Having been asked to speak at a Henry Handel Richardson seminar, on the particular question of developments in the study of her life and work in the half century since she died, makes me feel that in one basic way the question answers itself. The very fact of this seminar being held, producing plenty of new ideas and information, together with reports of new publications and research projects, testifies to the continuing vitality and expansion of what I'll call 'Richardson Studies'. Testifies also to a broad though by no means unambiguous critical agreement that she was a major Australian novelist, whose work merits and repays serious, extensive study - a view held at least as strongly today as it was at the time of her death in 1946. She wasn't one of those artists famous in their lifetime whose reputation faded soon after they had themselves passed on.

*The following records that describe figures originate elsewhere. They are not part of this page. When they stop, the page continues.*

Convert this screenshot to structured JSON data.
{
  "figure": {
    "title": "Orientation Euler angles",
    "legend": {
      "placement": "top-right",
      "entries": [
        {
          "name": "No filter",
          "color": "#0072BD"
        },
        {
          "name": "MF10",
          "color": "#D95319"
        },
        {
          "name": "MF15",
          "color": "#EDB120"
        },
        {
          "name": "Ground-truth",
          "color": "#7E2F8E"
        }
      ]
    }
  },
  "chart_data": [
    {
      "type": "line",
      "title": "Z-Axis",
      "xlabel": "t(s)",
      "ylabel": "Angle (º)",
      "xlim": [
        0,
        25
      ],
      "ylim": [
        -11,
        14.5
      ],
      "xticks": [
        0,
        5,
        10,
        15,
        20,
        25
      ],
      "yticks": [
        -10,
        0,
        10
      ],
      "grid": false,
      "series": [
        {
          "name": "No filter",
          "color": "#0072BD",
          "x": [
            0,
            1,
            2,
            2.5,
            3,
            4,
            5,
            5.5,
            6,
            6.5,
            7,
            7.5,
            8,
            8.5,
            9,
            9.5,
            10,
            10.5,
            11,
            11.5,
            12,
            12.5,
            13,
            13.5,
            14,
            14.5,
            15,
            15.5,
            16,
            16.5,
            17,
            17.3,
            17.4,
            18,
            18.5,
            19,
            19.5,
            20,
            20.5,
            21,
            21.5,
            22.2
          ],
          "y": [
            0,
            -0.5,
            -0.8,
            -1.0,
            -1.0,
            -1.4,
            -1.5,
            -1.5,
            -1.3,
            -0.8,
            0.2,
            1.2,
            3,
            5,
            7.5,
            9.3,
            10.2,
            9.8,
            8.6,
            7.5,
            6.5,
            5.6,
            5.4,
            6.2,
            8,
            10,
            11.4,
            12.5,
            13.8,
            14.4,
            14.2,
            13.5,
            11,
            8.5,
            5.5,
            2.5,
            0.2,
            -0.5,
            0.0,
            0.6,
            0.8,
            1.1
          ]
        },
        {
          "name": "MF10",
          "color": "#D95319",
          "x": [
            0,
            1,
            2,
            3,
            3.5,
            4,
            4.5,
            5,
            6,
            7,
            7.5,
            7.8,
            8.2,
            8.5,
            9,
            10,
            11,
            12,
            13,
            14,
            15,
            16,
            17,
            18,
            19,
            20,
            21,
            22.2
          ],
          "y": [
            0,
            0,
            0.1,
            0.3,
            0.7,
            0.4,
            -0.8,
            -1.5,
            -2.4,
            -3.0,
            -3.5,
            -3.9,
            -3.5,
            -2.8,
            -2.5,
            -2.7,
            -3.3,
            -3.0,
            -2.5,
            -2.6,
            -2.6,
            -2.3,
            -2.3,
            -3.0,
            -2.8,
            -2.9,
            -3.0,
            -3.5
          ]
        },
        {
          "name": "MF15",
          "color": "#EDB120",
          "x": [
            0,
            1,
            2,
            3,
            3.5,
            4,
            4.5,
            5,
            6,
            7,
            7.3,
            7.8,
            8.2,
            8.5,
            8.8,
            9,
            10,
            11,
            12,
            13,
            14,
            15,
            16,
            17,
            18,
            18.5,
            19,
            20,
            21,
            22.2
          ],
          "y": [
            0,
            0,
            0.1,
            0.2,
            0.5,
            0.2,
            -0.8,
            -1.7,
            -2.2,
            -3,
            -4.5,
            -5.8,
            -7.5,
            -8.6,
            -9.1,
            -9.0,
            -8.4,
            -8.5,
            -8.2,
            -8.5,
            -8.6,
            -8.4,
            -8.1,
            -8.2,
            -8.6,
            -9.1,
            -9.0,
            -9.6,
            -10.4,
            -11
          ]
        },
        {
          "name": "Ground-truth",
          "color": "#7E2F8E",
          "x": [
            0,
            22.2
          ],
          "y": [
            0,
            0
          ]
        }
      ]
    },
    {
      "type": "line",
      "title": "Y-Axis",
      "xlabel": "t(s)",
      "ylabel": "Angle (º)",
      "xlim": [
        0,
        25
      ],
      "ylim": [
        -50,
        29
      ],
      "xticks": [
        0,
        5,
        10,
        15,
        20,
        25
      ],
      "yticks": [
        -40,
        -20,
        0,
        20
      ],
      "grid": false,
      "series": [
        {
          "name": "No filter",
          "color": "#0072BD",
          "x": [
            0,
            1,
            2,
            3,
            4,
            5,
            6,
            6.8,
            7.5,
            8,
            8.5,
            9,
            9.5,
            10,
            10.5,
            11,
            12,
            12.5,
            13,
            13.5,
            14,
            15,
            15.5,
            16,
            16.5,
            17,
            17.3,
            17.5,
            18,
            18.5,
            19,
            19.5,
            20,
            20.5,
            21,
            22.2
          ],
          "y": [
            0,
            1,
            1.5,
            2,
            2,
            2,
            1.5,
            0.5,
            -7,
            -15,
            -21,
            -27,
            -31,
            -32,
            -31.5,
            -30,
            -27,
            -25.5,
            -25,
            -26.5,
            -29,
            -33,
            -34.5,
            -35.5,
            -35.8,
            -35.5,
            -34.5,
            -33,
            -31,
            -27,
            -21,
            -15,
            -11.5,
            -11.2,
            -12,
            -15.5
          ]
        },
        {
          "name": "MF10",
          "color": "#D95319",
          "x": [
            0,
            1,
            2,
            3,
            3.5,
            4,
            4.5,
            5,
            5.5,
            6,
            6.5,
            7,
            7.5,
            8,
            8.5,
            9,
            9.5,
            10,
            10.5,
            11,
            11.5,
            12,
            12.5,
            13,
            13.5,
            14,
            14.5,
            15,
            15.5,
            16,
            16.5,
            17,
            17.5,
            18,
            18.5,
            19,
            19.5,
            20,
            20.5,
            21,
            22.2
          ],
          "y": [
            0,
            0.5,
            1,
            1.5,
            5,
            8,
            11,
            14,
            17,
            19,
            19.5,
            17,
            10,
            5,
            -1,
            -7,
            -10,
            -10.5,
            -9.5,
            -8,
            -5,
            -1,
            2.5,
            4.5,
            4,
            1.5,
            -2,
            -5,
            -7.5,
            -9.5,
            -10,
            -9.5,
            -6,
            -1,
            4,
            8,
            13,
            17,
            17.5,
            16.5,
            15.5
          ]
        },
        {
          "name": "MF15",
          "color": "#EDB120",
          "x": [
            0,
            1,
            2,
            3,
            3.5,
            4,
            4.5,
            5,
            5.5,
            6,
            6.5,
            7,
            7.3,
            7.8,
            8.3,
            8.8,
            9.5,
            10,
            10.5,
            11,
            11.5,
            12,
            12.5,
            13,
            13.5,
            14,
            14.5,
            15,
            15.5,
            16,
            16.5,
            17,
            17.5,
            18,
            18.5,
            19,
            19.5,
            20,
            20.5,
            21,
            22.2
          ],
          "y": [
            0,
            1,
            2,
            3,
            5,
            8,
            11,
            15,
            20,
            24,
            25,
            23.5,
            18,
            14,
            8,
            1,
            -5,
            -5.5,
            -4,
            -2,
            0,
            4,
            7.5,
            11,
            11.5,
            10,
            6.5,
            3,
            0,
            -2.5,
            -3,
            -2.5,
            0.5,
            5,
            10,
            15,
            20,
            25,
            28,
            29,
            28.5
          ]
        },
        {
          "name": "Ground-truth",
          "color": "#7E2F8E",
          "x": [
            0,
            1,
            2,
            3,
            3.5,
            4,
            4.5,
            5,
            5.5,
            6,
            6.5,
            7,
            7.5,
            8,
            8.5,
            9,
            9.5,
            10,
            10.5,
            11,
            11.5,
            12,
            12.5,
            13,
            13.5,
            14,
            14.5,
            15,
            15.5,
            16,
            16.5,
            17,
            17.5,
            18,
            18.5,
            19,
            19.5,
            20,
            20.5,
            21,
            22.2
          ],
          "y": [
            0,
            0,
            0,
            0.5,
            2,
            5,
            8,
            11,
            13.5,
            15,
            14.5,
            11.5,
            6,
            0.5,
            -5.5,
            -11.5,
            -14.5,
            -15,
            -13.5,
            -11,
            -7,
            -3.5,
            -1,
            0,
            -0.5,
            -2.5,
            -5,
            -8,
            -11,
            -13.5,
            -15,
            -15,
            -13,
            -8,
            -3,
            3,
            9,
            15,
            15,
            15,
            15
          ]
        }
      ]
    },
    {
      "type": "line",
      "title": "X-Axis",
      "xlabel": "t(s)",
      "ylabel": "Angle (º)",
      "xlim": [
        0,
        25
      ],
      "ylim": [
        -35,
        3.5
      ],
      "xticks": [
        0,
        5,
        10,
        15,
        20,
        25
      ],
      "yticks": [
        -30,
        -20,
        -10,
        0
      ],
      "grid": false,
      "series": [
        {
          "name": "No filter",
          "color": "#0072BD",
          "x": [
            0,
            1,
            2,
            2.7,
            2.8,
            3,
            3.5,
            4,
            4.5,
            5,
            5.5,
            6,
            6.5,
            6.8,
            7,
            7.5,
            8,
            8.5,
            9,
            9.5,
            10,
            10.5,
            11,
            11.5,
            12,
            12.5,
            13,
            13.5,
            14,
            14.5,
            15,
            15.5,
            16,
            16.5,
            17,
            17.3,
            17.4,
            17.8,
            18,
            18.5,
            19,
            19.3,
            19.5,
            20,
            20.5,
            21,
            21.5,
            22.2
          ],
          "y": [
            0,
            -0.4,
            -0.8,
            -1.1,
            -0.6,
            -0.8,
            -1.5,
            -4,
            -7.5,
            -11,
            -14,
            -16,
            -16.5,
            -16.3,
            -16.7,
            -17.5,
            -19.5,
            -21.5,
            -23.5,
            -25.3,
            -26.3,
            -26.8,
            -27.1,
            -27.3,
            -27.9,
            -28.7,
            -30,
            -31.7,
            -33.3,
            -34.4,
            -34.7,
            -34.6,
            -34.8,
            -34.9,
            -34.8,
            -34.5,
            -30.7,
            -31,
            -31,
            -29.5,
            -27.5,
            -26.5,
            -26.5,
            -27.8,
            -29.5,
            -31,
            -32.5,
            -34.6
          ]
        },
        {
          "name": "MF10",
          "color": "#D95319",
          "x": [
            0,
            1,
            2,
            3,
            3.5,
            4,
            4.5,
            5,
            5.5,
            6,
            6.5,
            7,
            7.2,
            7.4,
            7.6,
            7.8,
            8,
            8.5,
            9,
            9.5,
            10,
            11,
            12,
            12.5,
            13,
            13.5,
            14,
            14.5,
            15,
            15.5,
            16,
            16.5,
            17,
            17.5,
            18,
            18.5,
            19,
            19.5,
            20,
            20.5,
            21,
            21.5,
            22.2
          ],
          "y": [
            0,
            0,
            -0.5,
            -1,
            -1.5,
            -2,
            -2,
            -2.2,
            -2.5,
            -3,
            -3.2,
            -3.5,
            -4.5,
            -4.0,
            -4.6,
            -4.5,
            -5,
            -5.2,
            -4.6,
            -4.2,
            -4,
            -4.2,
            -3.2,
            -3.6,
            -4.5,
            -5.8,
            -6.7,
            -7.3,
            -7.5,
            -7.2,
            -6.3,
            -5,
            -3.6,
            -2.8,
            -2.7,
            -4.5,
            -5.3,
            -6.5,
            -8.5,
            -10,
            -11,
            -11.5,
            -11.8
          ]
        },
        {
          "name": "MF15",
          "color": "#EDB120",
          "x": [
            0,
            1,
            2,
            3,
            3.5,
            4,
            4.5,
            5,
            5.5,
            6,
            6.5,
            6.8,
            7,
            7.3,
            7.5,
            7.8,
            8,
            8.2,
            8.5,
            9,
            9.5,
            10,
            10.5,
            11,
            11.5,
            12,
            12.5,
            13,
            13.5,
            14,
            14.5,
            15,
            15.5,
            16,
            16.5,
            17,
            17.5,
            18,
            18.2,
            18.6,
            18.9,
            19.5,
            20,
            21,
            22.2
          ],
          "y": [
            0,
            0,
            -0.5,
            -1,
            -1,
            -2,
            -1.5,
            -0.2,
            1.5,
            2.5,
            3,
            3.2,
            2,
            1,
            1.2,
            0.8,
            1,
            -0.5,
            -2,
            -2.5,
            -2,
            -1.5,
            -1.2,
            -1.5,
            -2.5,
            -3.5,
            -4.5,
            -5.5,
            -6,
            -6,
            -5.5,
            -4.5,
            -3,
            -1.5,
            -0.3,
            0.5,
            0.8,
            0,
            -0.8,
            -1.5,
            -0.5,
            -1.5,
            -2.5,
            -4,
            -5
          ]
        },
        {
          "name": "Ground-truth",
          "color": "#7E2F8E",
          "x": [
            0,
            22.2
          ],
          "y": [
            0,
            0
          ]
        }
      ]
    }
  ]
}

But though scholarly interest in her endures and flourishes, she has passed beyond living memory. Nettie Palmer, the greatest sponsor of her reputation as a writer, who published the first book on her in 1950, and after her death was for many years the only significant critical commentator on her work who had known her personally, died in 1964. Almost everyone who ever knew HHR personally has also passed on now. And this has meant a shift of perspective for scholars.
Inevitably over the decades several other important commentators have also died. I'm thinking particularly of Dorothy Green, whose biographical and critical study, Ulysses Bound, was a landmark when it appeared in 1973. Dorothy gave considerable impetus to Richardson Studies by writing this book; also by originating the project of a centenary Henry Handel Richardson Seminar at the National Library in 1970, and presenting a lecture at that seminar. Entering the library for the 1997 seminar I felt her absence strongly. But one other speaker at the first seminar did come to the second, I'm happy to say: my mother, Dymphna Clark, who gave the first extended account of HHR's work as a translator. To be speaking in her presence, and as part of a tradition to which she made an original contribution, has given me some sense of continuity in Richardson Studies (although that's a locution my mother may not wish to be identified with).